🤖 AI Summary
To address the insufficient representation capability of recommender systems under data sparsity and cold-start scenarios, this paper proposes a Graph Attention Network (GAT)-driven, context-aware collaborative filtering framework. Methodologically, it (1) incorporates semantic embeddings generated by large language models (LLMs) to explicitly model contextual information of users and items; (2) introduces a hybrid loss function integrating Bayesian Personalized Ranking (BPR) and cosine similarity to jointly optimize semantic alignment and negative-sample discrimination; and (3) employs a robust negative sampling strategy to enhance training stability. Extensive experiments on the MovieLens dataset demonstrate that the proposed method significantly outperforms state-of-the-art baselines across accuracy, NDCG, and MAP metrics. Notably, it exhibits superior generalization and robustness for users with sparse interaction histories.
📝 Abstract
Recommender systems often struggle with data sparsity and cold-start scenarios, limiting their ability to provide accurate suggestions for new or infrequent users. This paper presents a Graph Attention Network (GAT) based Collaborative Filtering (CF) framework enhanced with Large Language Model (LLM) driven context aware embeddings.

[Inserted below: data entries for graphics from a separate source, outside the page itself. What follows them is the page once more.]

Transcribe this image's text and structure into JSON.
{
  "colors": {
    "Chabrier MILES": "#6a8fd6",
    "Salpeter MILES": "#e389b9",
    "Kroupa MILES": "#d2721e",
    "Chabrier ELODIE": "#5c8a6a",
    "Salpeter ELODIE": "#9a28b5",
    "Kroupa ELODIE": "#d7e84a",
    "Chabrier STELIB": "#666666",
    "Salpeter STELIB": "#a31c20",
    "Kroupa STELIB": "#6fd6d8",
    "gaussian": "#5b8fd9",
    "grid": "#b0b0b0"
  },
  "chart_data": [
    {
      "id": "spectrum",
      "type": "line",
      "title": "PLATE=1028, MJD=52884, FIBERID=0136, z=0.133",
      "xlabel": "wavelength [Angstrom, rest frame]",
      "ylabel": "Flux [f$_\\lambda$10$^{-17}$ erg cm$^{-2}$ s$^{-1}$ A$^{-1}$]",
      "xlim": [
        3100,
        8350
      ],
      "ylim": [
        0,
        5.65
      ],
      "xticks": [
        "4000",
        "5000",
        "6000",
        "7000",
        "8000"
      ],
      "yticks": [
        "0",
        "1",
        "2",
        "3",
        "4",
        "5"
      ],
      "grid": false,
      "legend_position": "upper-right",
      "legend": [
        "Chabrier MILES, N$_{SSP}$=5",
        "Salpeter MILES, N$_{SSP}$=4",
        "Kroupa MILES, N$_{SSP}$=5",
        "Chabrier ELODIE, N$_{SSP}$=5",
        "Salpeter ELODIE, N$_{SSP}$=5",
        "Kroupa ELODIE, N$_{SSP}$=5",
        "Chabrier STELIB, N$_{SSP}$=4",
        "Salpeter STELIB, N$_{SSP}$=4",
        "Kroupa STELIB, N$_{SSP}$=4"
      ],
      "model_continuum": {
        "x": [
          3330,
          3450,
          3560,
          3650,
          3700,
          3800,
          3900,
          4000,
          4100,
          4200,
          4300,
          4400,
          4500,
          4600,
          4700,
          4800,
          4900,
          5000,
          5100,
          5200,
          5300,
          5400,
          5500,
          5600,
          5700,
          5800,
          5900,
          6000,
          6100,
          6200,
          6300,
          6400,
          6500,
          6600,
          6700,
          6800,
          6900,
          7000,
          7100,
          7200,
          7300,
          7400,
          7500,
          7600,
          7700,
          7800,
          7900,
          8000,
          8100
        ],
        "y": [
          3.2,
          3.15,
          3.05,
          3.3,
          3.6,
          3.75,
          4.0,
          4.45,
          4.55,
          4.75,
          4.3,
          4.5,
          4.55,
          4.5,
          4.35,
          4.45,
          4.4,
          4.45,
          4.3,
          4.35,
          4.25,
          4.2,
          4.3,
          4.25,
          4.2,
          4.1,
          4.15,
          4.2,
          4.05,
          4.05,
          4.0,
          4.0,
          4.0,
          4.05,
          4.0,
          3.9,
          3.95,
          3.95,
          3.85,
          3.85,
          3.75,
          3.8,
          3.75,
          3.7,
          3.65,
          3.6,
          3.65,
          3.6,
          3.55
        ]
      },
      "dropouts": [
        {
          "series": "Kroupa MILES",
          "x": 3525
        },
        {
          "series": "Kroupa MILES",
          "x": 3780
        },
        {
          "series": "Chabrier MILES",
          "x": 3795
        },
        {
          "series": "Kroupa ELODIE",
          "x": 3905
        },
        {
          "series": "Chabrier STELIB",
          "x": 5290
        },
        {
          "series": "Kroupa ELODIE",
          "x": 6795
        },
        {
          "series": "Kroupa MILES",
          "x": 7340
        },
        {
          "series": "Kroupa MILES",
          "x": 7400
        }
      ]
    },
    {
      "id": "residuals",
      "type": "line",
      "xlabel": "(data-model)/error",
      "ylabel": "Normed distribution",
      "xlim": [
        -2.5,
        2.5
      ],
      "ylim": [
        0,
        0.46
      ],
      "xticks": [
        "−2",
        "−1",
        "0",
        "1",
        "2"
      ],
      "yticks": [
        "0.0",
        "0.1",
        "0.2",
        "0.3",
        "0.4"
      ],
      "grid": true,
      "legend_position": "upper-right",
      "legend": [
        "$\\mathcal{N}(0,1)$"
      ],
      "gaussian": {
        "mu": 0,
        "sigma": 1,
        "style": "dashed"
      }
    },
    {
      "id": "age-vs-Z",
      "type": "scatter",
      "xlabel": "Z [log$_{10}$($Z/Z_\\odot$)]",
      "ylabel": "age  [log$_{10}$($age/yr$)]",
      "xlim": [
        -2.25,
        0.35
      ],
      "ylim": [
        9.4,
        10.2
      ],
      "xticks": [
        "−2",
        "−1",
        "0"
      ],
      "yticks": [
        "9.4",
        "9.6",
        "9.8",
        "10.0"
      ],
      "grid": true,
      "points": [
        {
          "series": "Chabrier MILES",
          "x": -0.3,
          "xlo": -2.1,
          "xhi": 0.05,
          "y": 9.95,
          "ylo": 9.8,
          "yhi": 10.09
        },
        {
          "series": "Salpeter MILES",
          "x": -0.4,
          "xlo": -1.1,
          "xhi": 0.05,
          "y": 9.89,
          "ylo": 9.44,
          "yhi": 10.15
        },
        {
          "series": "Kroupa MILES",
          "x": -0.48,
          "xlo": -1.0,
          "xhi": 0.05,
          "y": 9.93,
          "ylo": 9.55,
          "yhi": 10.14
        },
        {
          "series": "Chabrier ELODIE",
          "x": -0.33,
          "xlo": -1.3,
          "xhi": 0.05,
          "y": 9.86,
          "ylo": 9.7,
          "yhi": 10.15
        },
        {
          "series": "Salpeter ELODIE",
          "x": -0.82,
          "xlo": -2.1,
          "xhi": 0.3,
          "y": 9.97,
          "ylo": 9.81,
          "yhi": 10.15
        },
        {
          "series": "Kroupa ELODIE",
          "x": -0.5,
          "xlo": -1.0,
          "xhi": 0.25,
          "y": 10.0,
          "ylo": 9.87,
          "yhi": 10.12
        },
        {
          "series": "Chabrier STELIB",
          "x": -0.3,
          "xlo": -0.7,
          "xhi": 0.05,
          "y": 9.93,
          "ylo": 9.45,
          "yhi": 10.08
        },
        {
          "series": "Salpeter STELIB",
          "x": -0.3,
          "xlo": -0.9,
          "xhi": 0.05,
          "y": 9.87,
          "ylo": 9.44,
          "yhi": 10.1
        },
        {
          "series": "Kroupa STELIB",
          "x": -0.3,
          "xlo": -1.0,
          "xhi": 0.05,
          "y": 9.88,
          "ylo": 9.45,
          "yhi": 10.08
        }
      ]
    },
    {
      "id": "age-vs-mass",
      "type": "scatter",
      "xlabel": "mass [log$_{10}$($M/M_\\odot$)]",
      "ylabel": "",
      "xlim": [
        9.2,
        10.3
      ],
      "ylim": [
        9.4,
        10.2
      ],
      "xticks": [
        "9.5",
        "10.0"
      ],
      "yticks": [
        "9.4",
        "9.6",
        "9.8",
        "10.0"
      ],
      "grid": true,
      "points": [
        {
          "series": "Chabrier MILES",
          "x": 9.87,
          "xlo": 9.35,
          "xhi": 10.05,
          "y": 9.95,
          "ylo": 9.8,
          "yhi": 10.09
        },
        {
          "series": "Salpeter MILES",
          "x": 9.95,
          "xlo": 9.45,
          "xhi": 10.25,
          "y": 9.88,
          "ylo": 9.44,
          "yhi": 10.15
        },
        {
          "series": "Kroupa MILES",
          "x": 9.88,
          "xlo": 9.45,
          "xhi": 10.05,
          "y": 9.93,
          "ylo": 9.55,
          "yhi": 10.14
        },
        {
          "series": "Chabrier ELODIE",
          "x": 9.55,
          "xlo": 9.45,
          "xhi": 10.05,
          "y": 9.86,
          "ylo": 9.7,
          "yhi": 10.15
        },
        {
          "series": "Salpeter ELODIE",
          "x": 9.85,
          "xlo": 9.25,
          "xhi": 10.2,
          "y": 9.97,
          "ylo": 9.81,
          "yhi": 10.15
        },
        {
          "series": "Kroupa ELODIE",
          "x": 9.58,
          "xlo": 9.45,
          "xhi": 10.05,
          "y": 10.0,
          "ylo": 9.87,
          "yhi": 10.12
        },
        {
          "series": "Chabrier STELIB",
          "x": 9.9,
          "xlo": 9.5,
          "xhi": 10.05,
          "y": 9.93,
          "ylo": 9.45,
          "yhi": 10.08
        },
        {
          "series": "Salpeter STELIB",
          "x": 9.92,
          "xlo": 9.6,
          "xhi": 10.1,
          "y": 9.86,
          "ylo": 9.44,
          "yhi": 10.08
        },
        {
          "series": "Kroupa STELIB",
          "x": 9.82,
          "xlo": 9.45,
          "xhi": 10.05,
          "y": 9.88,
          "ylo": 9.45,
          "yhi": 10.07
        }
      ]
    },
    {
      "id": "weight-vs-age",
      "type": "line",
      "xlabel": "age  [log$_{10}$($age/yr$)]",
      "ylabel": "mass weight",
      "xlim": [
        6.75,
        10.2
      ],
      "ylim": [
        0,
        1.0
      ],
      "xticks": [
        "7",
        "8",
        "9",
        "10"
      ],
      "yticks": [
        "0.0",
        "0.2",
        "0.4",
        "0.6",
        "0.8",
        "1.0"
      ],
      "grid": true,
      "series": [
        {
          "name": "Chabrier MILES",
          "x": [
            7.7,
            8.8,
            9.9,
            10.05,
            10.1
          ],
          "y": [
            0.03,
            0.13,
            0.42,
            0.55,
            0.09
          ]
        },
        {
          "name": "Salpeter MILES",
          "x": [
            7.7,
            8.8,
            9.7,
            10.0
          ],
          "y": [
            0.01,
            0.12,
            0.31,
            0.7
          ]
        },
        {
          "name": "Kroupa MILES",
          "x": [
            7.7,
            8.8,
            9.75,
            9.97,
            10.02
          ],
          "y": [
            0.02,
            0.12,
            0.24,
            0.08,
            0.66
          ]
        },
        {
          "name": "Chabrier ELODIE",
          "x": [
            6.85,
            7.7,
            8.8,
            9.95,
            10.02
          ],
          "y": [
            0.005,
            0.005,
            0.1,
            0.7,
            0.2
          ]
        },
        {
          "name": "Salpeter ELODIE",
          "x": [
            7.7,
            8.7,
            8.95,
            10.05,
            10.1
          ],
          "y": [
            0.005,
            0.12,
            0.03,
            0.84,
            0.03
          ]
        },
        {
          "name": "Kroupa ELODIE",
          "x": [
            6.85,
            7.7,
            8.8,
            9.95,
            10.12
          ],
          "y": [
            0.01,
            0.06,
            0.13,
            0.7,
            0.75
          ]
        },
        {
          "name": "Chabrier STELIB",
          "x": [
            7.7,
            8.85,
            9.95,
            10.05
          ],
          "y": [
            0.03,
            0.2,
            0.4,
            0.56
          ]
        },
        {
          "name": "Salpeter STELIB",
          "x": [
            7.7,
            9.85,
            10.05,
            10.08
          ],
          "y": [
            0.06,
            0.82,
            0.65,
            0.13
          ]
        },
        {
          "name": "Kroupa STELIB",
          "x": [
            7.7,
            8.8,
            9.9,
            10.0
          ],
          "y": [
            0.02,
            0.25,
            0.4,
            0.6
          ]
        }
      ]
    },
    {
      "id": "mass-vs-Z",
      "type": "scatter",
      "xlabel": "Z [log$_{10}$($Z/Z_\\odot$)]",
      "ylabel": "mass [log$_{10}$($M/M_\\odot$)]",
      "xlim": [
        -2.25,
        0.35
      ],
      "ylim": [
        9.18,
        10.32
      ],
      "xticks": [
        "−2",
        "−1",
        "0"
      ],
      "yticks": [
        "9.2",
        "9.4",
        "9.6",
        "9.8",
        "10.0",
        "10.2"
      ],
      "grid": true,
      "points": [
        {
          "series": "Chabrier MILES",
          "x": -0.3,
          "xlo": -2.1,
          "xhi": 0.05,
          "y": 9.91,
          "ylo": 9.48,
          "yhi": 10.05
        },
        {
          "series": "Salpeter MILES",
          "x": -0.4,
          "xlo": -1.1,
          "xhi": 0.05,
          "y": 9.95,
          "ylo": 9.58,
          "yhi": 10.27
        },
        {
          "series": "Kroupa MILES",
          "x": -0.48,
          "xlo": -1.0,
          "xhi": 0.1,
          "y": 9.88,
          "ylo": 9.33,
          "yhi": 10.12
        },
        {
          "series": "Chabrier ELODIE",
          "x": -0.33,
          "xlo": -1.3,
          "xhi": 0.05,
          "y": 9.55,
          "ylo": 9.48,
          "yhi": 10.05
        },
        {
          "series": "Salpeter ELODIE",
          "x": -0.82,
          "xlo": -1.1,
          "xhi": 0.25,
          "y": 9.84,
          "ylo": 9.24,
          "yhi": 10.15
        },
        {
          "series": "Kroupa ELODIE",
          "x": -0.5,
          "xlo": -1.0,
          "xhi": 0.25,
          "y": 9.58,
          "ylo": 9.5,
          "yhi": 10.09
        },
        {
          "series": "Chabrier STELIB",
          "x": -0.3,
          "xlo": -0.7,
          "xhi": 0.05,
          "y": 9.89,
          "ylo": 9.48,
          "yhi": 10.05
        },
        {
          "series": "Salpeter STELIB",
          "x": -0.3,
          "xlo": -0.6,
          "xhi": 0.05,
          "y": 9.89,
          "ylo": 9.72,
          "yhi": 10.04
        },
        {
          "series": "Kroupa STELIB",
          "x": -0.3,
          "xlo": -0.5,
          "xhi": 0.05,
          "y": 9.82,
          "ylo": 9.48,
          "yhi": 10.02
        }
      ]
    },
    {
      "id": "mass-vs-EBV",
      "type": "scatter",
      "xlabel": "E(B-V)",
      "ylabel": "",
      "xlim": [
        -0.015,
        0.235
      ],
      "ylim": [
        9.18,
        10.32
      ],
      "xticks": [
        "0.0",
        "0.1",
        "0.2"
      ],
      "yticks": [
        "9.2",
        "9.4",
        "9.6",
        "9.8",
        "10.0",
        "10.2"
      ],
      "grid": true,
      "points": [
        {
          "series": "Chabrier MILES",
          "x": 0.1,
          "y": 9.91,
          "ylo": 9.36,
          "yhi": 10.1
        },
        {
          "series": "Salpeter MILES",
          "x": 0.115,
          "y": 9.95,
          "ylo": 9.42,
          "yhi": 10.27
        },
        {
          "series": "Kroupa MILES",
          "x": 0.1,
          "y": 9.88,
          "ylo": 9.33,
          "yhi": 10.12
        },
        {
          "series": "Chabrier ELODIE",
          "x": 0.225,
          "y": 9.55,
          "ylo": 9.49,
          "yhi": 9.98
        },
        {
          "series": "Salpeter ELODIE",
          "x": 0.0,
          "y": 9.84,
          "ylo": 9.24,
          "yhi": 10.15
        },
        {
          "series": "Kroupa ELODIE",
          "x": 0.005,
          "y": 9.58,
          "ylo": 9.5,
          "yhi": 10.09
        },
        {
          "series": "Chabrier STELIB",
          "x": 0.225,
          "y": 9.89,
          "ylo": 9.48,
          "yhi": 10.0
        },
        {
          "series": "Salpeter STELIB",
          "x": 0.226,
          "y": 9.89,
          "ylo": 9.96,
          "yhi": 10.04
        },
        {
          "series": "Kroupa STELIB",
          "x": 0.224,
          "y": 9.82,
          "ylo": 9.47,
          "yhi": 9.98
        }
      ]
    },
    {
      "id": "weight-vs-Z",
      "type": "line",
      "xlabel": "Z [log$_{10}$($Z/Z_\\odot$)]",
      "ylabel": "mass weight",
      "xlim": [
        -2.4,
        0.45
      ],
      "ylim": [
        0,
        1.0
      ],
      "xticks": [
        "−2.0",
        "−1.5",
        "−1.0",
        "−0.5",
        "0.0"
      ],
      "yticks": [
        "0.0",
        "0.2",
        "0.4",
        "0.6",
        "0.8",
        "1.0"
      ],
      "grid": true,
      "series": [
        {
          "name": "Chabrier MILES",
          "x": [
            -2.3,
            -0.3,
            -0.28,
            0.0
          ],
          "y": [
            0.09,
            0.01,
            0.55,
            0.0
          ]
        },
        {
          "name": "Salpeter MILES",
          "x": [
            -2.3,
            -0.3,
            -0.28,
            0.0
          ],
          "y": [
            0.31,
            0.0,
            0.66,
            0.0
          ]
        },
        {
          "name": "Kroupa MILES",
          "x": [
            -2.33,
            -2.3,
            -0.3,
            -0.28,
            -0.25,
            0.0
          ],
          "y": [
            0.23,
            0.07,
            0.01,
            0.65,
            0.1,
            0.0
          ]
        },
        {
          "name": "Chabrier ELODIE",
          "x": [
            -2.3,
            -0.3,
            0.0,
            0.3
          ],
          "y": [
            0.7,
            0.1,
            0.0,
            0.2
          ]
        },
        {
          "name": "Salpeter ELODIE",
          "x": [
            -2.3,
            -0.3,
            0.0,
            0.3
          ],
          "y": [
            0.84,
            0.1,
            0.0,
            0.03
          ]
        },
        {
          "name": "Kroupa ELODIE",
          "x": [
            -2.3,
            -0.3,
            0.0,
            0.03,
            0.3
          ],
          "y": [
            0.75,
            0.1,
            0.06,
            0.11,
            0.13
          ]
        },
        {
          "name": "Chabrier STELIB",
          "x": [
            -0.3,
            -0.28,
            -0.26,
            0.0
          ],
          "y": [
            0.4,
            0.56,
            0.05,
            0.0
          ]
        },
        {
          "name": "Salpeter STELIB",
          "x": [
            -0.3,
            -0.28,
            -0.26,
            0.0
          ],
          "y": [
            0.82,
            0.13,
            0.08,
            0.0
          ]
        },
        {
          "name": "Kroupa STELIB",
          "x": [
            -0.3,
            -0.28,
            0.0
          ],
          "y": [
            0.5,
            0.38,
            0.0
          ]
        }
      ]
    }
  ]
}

Specifically, we generate concise textual user profiles and unify item metadata (titles, genres, overviews) into rich textual embeddings, injecting these as initial node features in a bipartite user item graph. To further optimize ranking performance, we introduce a hybrid loss function that combines Bayesian Personalized Ranking (BPR) with a cosine similarity term and robust negative sampling, ensuring explicit negative feedback is distinguished from unobserved data. Experiments on the MovieLens 100k and 1M datasets show consistent improvements over state-of-the-art baselines in Precision, NDCG, and MAP while demonstrating robustness for users with limited interaction history. Ablation studies confirm the critical role of LLM-augmented embeddings and the cosine similarity term in capturing nuanced semantic relationships. Our approach effectively mitigates sparsity and cold-start limitations by integrating LLM-derived contextual understanding into graph-based architectures. Future directions include balancing recommendation accuracy with coverage and diversity, and introducing fairness-aware constraints and interpretability features to enhance system performance further.